What my Action Research was: When I started out on my enquiry, and even until I began the research for the write-up, I had a very simplistic view of what Action Research entailed.
It was in my case the first and simplest definition of Action Research:
“A loose set of activities that are designed to improve the quality of education; an essentially eclectic way into a self-reflective programme aimed at such educational improvement.” (McNiff)
I adhered broadly to the recommended format and my enquiry did progress along the expected avenue of research and evaluation, namely one principal spiral with other questions spiralling off from it.
Yes, I had problems with my classroom practice: I had certain educational values which were being denied. Yes, I wanted to find out or imagine for myself solutions to the problems. Yes, I wanted to be a reflective practitioner - I was already used to writing evaluations for every activity undertaken in every lesson. Yes, I wanted to be a better teacher.
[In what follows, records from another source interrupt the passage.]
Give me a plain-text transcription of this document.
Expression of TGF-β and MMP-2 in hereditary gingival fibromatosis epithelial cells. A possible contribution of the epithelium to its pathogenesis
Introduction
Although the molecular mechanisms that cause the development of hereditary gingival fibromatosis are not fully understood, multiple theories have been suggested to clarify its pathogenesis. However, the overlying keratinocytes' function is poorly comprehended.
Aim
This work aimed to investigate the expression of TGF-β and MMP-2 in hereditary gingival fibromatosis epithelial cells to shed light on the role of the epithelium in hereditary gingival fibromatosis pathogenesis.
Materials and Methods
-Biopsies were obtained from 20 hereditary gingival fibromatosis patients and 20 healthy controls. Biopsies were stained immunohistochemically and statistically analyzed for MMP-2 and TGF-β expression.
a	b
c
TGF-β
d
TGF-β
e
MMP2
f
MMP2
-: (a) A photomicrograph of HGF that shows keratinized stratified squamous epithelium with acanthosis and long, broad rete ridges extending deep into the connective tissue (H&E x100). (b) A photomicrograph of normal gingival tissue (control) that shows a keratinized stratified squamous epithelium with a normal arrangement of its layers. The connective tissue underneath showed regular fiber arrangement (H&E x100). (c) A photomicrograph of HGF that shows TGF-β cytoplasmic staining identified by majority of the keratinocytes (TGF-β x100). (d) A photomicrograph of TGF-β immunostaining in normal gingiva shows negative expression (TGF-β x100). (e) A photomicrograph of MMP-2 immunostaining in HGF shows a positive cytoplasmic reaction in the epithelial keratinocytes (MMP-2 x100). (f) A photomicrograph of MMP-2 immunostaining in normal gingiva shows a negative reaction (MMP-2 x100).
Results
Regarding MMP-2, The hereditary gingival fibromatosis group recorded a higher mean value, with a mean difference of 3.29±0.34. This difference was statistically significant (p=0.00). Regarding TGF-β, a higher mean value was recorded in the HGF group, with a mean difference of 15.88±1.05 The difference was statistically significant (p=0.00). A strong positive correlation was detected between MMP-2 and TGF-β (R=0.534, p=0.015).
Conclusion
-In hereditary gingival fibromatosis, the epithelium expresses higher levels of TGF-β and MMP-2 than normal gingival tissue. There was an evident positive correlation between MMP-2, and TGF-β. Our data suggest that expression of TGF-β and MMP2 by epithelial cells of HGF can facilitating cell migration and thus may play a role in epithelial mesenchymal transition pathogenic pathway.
I completed the proforma to find out what my question was. I had grasped the notion that record keeping was an integral part of Action Research, that discussions had to come into it along the line somewhere, and that I had to find out what the pupils thought at some stage. I did not really understand the importance of the critical friend, of validation meetings and I thought that writing an interim report was for the real enthusiast only. If only I had read some of the relevant literature before starting… I had not taken on board the idea that my enquiry was to be“research with, not research on,” (McNiff) and so I was not adequately geared up to looking for pupil validation. I fell into the trap of thinking of how what I was learning would be applicable to some future class, not specifically for 8*2. This, I suspect, is a problem which faces many people on Teaching Practice.